À l’occasion du bicentenaire de l’hôpital universitaire Qasr El-Aïni, l’un des plus anciens et prestigieux établissements médicaux d’Égypte et du monde arabe, les Égyptiens revisitent deux siècles d’une histoire exceptionnelle, intimement liée à la naissance de la médecine moderne dans la région. Bien plus qu’un simple hôpital universitaire, Qasr El-Aïni incarne une véritable école de pensée médicale qui a façonné des générations de médecins et de chercheurs ayant contribué au développement des systèmes de santé en Égypte et dans le monde arabe.
Les débuts : Le rêve d’une médecine moderne en Égypte
Les origines de Qasr El-Aïni remontent au règne du vice-roi Mohammed Ali Pacha, qui comprit très tôt l’importance des sciences modernes dans la construction d’un État fort et moderne. Dans le cadre de son vaste projet de modernisation de l’Égypte, il accorda une attention particulière à la création d’institutions scientifiques, notamment dans le domaine médical.
En 1827, la première école de médecine de l’Égypte moderne fut fondée à Abou Zaabal, sous la supervision du célèbre médecin français Antoine Clot, connu sous le nom de Clot Bey, considéré comme le père fondateur de la médecine moderne en Égypte. L’objectif principal était de former des médecins égyptiens capables de répondre aux besoins de l’armée et de la société, réduisant ainsi la dépendance aux praticiens étrangers.
L’enseignement, inspiré des programmes européens les plus avancés de l’époque, couvrait l’anatomie, la chirurgie, la pharmacie et la médecine interne. Cette initiative représentait une véritable révolution éducative au Moyen-Orient au XIXe siècle.
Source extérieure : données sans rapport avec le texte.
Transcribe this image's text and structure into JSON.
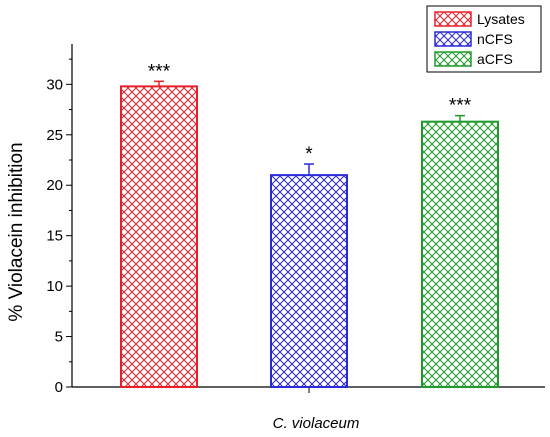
{
  "chart_data": {
    "type": "bar",
    "xlabel": "C. violaceum",
    "ylabel": "% Violacein inhibition",
    "ylim": [
      0,
      34
    ],
    "yticks": [
      0,
      5,
      10,
      15,
      20,
      25,
      30
    ],
    "grid": false,
    "legend_position": "top-right",
    "series": [
      {
        "name": "Lysates",
        "value": 29.8,
        "error": 0.5,
        "significance": "***",
        "color": "#e8202a",
        "pattern": "crosshatch"
      },
      {
        "name": "nCFS",
        "value": 21.0,
        "error": 1.1,
        "significance": "*",
        "color": "#2a2ad8",
        "pattern": "crosshatch"
      },
      {
        "name": "aCFS",
        "value": 26.3,
        "error": 0.6,
        "significance": "***",
        "color": "#1f9a2a",
        "pattern": "crosshatch"
      }
    ]
  }
}
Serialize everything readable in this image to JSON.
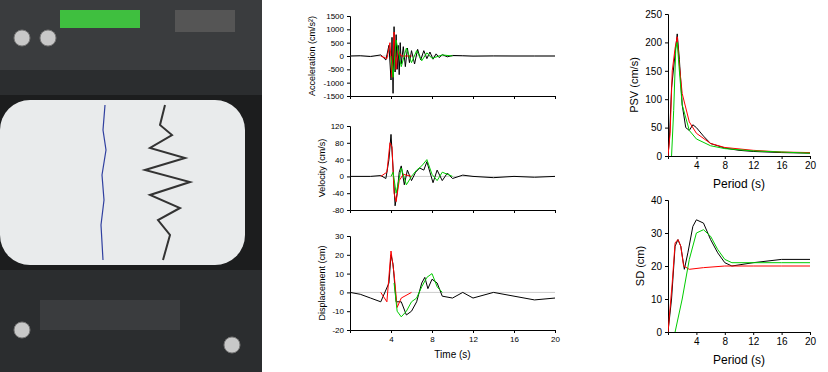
{
  "chart_data": [
    {
      "type": "line",
      "ylabel": "Acceleration (cm/s²)",
      "xlim": [
        0,
        20
      ],
      "xticks": [
        4,
        8,
        12,
        16,
        20
      ],
      "ylim": [
        -1500,
        1500
      ],
      "yticks": [
        -1500,
        -1000,
        -500,
        0,
        500,
        1000,
        1500
      ],
      "tick_labels": "y",
      "series": [
        {
          "color": "#000000",
          "x": [
            0,
            1,
            2,
            3,
            3.5,
            3.8,
            4.0,
            4.1,
            4.2,
            4.3,
            4.4,
            4.5,
            4.6,
            4.7,
            4.8,
            4.9,
            5.0,
            5.2,
            5.4,
            5.6,
            5.8,
            6.0,
            6.3,
            6.6,
            6.9,
            7.2,
            7.5,
            7.8,
            8.1,
            8.4,
            8.7,
            9.0,
            9.5,
            10,
            11,
            12,
            14,
            16,
            18,
            20
          ],
          "values": [
            0,
            10,
            -20,
            40,
            -150,
            400,
            -900,
            700,
            -1400,
            1100,
            -600,
            800,
            -500,
            400,
            -700,
            500,
            -300,
            350,
            -400,
            300,
            -250,
            200,
            -300,
            250,
            -150,
            200,
            -100,
            150,
            -120,
            80,
            -60,
            50,
            -30,
            20,
            10,
            -5,
            3,
            0,
            0,
            0
          ]
        },
        {
          "color": "#ff0000",
          "x": [
            3,
            3.6,
            3.9,
            4.1,
            4.3,
            4.5,
            4.7,
            5,
            6
          ],
          "values": [
            0,
            -100,
            500,
            -800,
            900,
            -500,
            200,
            0,
            0
          ]
        },
        {
          "color": "#00cc00",
          "x": [
            4,
            4.2,
            4.5,
            5,
            5.5,
            6,
            6.5,
            7,
            7.5,
            8,
            9,
            10
          ],
          "values": [
            0,
            -800,
            600,
            -400,
            300,
            -250,
            200,
            -180,
            120,
            -90,
            40,
            0
          ]
        }
      ]
    },
    {
      "type": "line",
      "ylabel": "Velocity (cm/s)",
      "xlim": [
        0,
        20
      ],
      "xticks": [
        4,
        8,
        12,
        16,
        20
      ],
      "ylim": [
        -80,
        120
      ],
      "yticks": [
        -80,
        -40,
        0,
        40,
        80,
        120
      ],
      "tick_labels": "y",
      "series": [
        {
          "color": "#000000",
          "x": [
            0,
            2,
            3,
            3.5,
            3.8,
            4.0,
            4.2,
            4.4,
            4.6,
            4.8,
            5.0,
            5.3,
            5.6,
            6.0,
            6.4,
            6.8,
            7.2,
            7.5,
            7.8,
            8.1,
            8.5,
            9,
            9.5,
            10,
            11,
            12,
            14,
            16,
            18,
            20
          ],
          "values": [
            0,
            0,
            2,
            -5,
            40,
            100,
            20,
            -70,
            -40,
            10,
            25,
            -20,
            15,
            -10,
            10,
            20,
            15,
            35,
            10,
            -15,
            15,
            -10,
            8,
            -5,
            3,
            0,
            -3,
            0,
            -2,
            0
          ]
        },
        {
          "color": "#ff0000",
          "x": [
            3,
            3.6,
            3.9,
            4.1,
            4.3,
            4.5,
            4.8,
            5.2,
            6
          ],
          "values": [
            0,
            10,
            80,
            70,
            -40,
            -60,
            -10,
            5,
            0
          ]
        },
        {
          "color": "#00cc00",
          "x": [
            4,
            4.2,
            4.5,
            5,
            5.5,
            6,
            6.5,
            7,
            7.5,
            8,
            8.5,
            9,
            10
          ],
          "values": [
            0,
            10,
            -40,
            20,
            -20,
            0,
            15,
            25,
            40,
            5,
            -10,
            10,
            0
          ]
        }
      ]
    },
    {
      "type": "line",
      "ylabel": "Displacement (cm)",
      "xlabel": "Time (s)",
      "xlim": [
        0,
        20
      ],
      "xticks": [
        4,
        8,
        12,
        16,
        20
      ],
      "ylim": [
        -20,
        30
      ],
      "yticks": [
        -20,
        -10,
        0,
        10,
        20,
        30
      ],
      "series": [
        {
          "color": "#000000",
          "x": [
            0,
            1,
            2,
            3,
            3.8,
            4.0,
            4.2,
            4.5,
            5,
            5.5,
            6,
            6.5,
            7,
            7.3,
            7.6,
            8,
            8.5,
            9,
            10,
            11,
            12,
            14,
            16,
            18,
            20
          ],
          "values": [
            0,
            -1,
            -3,
            -5,
            5,
            20,
            15,
            -5,
            -5,
            -12,
            -10,
            -5,
            5,
            8,
            2,
            7,
            5,
            -2,
            -3,
            0,
            -3,
            0,
            -2,
            -4,
            -3
          ]
        },
        {
          "color": "#ff0000",
          "x": [
            3,
            3.6,
            4.0,
            4.3,
            4.6,
            5,
            6
          ],
          "values": [
            0,
            -5,
            22,
            10,
            -8,
            -3,
            0
          ]
        },
        {
          "color": "#00cc00",
          "x": [
            4.3,
            4.6,
            5,
            5.5,
            6,
            6.5,
            7,
            7.5,
            8,
            8.5,
            9
          ],
          "values": [
            5,
            -10,
            -13,
            -10,
            -5,
            -3,
            3,
            8,
            10,
            3,
            0
          ]
        }
      ]
    },
    {
      "type": "line",
      "ylabel": "PSV (cm/s)",
      "xlabel": "Period (s)",
      "xlim": [
        0,
        20
      ],
      "xticks": [
        4,
        8,
        12,
        16,
        20
      ],
      "ylim": [
        0,
        250
      ],
      "yticks": [
        0,
        50,
        100,
        150,
        200,
        250
      ],
      "series": [
        {
          "color": "#000000",
          "x": [
            0,
            0.2,
            0.5,
            1,
            1.3,
            1.6,
            2,
            2.5,
            3,
            3.5,
            4,
            5,
            6,
            8,
            10,
            12,
            16,
            20
          ],
          "values": [
            0,
            30,
            120,
            180,
            215,
            170,
            90,
            50,
            45,
            55,
            50,
            35,
            22,
            14,
            10,
            8,
            6,
            5
          ]
        },
        {
          "color": "#ff0000",
          "x": [
            0,
            0.3,
            0.6,
            1,
            1.3,
            1.6,
            2,
            3,
            4,
            6,
            8,
            12,
            16,
            20
          ],
          "values": [
            0,
            40,
            150,
            190,
            210,
            160,
            110,
            60,
            40,
            22,
            15,
            10,
            7,
            6
          ]
        },
        {
          "color": "#00cc00",
          "x": [
            0.5,
            0.8,
            1.1,
            1.3,
            1.6,
            2,
            3,
            4,
            6,
            8,
            12,
            20
          ],
          "values": [
            0,
            80,
            190,
            200,
            150,
            90,
            45,
            30,
            18,
            13,
            9,
            5
          ]
        }
      ]
    },
    {
      "type": "line",
      "ylabel": "SD (cm)",
      "xlabel": "Period (s)",
      "xlim": [
        0,
        20
      ],
      "xticks": [
        4,
        8,
        12,
        16,
        20
      ],
      "ylim": [
        0,
        40
      ],
      "yticks": [
        0,
        10,
        20,
        30,
        40
      ],
      "series": [
        {
          "color": "#000000",
          "x": [
            0,
            0.5,
            1,
            1.4,
            1.8,
            2.3,
            2.8,
            3.5,
            4,
            5,
            6,
            7,
            8,
            9,
            12,
            16,
            20
          ],
          "values": [
            0,
            10,
            26,
            28,
            26,
            19,
            24,
            32,
            34,
            33,
            28,
            24,
            21,
            20,
            21,
            22,
            22
          ]
        },
        {
          "color": "#ff0000",
          "x": [
            0,
            0.6,
            1,
            1.4,
            1.8,
            2.2,
            3,
            5,
            8,
            12,
            16,
            20
          ],
          "values": [
            0,
            15,
            27,
            28,
            26,
            20,
            19,
            19.5,
            20,
            20,
            20,
            20
          ]
        },
        {
          "color": "#00cc00",
          "x": [
            1,
            2,
            3,
            4,
            5,
            6,
            7,
            8,
            9,
            12,
            16,
            20
          ],
          "values": [
            0,
            10,
            22,
            30,
            31,
            29,
            25,
            22,
            21,
            21,
            21,
            21
          ]
        }
      ]
    }
  ]
}
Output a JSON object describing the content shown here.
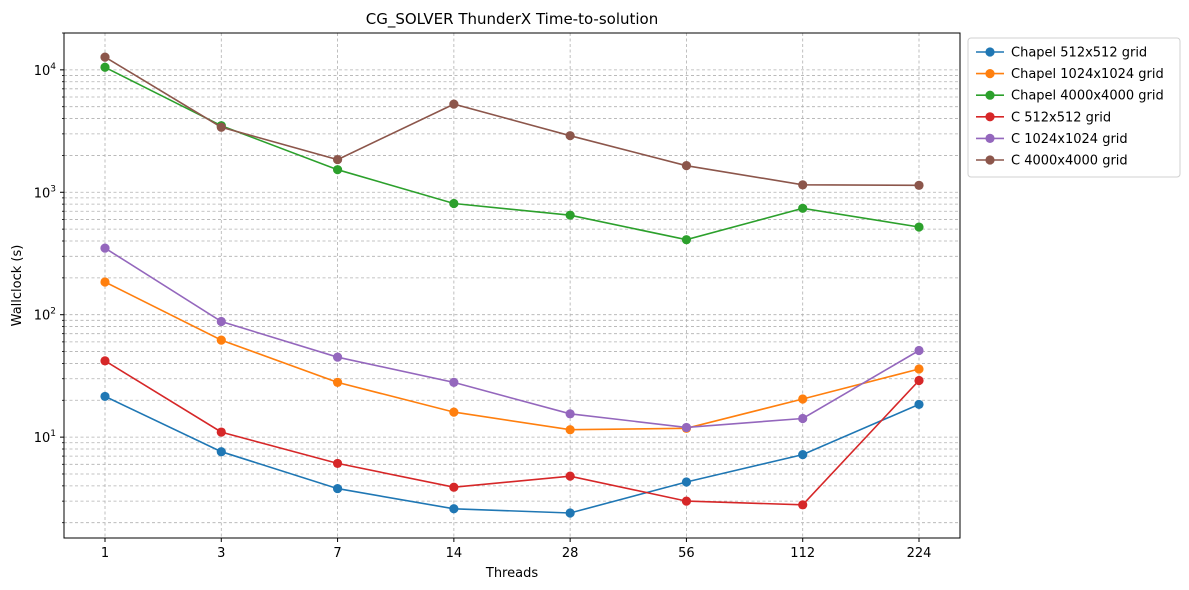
{
  "chart_data": {
    "type": "line",
    "title": "CG_SOLVER ThunderX Time-to-solution",
    "xlabel": "Threads",
    "ylabel": "Wallclock (s)",
    "yscale": "log",
    "ylim": [
      1.5,
      20000
    ],
    "grid": true,
    "legend_position": "outside-top-right",
    "categories": [
      "1",
      "3",
      "7",
      "14",
      "28",
      "56",
      "112",
      "224"
    ],
    "y_ticks": [
      {
        "value": 10,
        "label": "10",
        "sup": "1"
      },
      {
        "value": 100,
        "label": "10",
        "sup": "2"
      },
      {
        "value": 1000,
        "label": "10",
        "sup": "3"
      },
      {
        "value": 10000,
        "label": "10",
        "sup": "4"
      }
    ],
    "series": [
      {
        "name": "Chapel 512x512 grid",
        "color": "#1f77b4",
        "values": [
          21.5,
          7.6,
          3.8,
          2.6,
          2.4,
          4.3,
          7.2,
          18.5
        ]
      },
      {
        "name": "Chapel 1024x1024 grid",
        "color": "#ff7f0e",
        "values": [
          185,
          62,
          28,
          16,
          11.5,
          11.8,
          20.5,
          36
        ]
      },
      {
        "name": "Chapel 4000x4000 grid",
        "color": "#2ca02c",
        "values": [
          10500,
          3500,
          1530,
          810,
          650,
          410,
          740,
          520
        ]
      },
      {
        "name": "C 512x512 grid",
        "color": "#d62728",
        "values": [
          42,
          11,
          6.1,
          3.9,
          4.8,
          3.0,
          2.8,
          29
        ]
      },
      {
        "name": "C 1024x1024 grid",
        "color": "#9467bd",
        "values": [
          350,
          88,
          45,
          28,
          15.5,
          12,
          14.2,
          51
        ]
      },
      {
        "name": "C 4000x4000 grid",
        "color": "#8c564b",
        "values": [
          12700,
          3400,
          1850,
          5250,
          2900,
          1650,
          1150,
          1140
        ]
      }
    ]
  }
}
Le transfert vers Qasr El-Aïni : Naissance d’un symbole
En 1837, l’école de médecine et l’hôpital qui lui était associé furent transférés vers le quartier de Qasr El-Aïni au Caire, donnant ainsi naissance à l’institution qui deviendra l’un des piliers de la médecine égyptienne.
Le nom « Qasr El-Aïni » provient d’un ancien palais appartenant à Ahmed Ibn El-Aïni, un dignitaire mamelouk du XVe siècle. Avec le temps, ce site devint le centre d’une institution médicale majeure, combinant enseignement, recherche et soins.
Ce transfert vers la capitale constitua un tournant décisif : la proximité des institutions gouvernementales et de la population permit d’élargir les services médicaux et d’augmenter considérablement le nombre d’étudiants et de patients.
Qasr El-Aïni face aux épidémies
Tout au long de son histoire, Qasr El-Aïni a joué un rôle essentiel dans la lutte contre les grandes épidémies ayant touché l’Égypte. Dès le XIXe siècle, ses médecins furent en première ligne contre le choléra, la peste et la fièvre jaune, contribuant également au développement des méthodes de prévention et de traitement.
Au début du XXe siècle, lors de la pandémie de grippe espagnole, l’hôpital accueillit un grand nombre de patients et participa activement aux efforts de recherche et de soins.
Plus récemment, lors de la pandémie de Covid-19, Qasr El-Aïni a de nouveau occupé une place centrale dans le système de santé égyptien, offrant des soins spécialisés et contribuant aux recherches scientifiques sur le virus, confirmant ainsi son rôle historique dans la protection de la santé publique.
Un haut lieu du savoir médical
L’importance de Qasr El-Aïni ne se limite pas à son rôle hospitalier. Il s’agit également de la plus grande école de médecine d’Égypte et de l’une des institutions médicales les plus influentes d’Afrique et du Moyen-Orient.
Depuis deux siècles, des milliers de médecins en sont diplômés, dont beaucoup ont poursuivi des carrières remarquables en Égypte et à l’international, occupant des postes prestigieux dans le domaine médical et scientifique.
L’institution a également contribué de manière significative au développement de la recherche médicale, en créant des spécialités avancées et des centres de pointe dans des domaines tels que la chirurgie, la cardiologie, l’oncologie, la transplantation d’organes, la radiologie et les analyses médicales.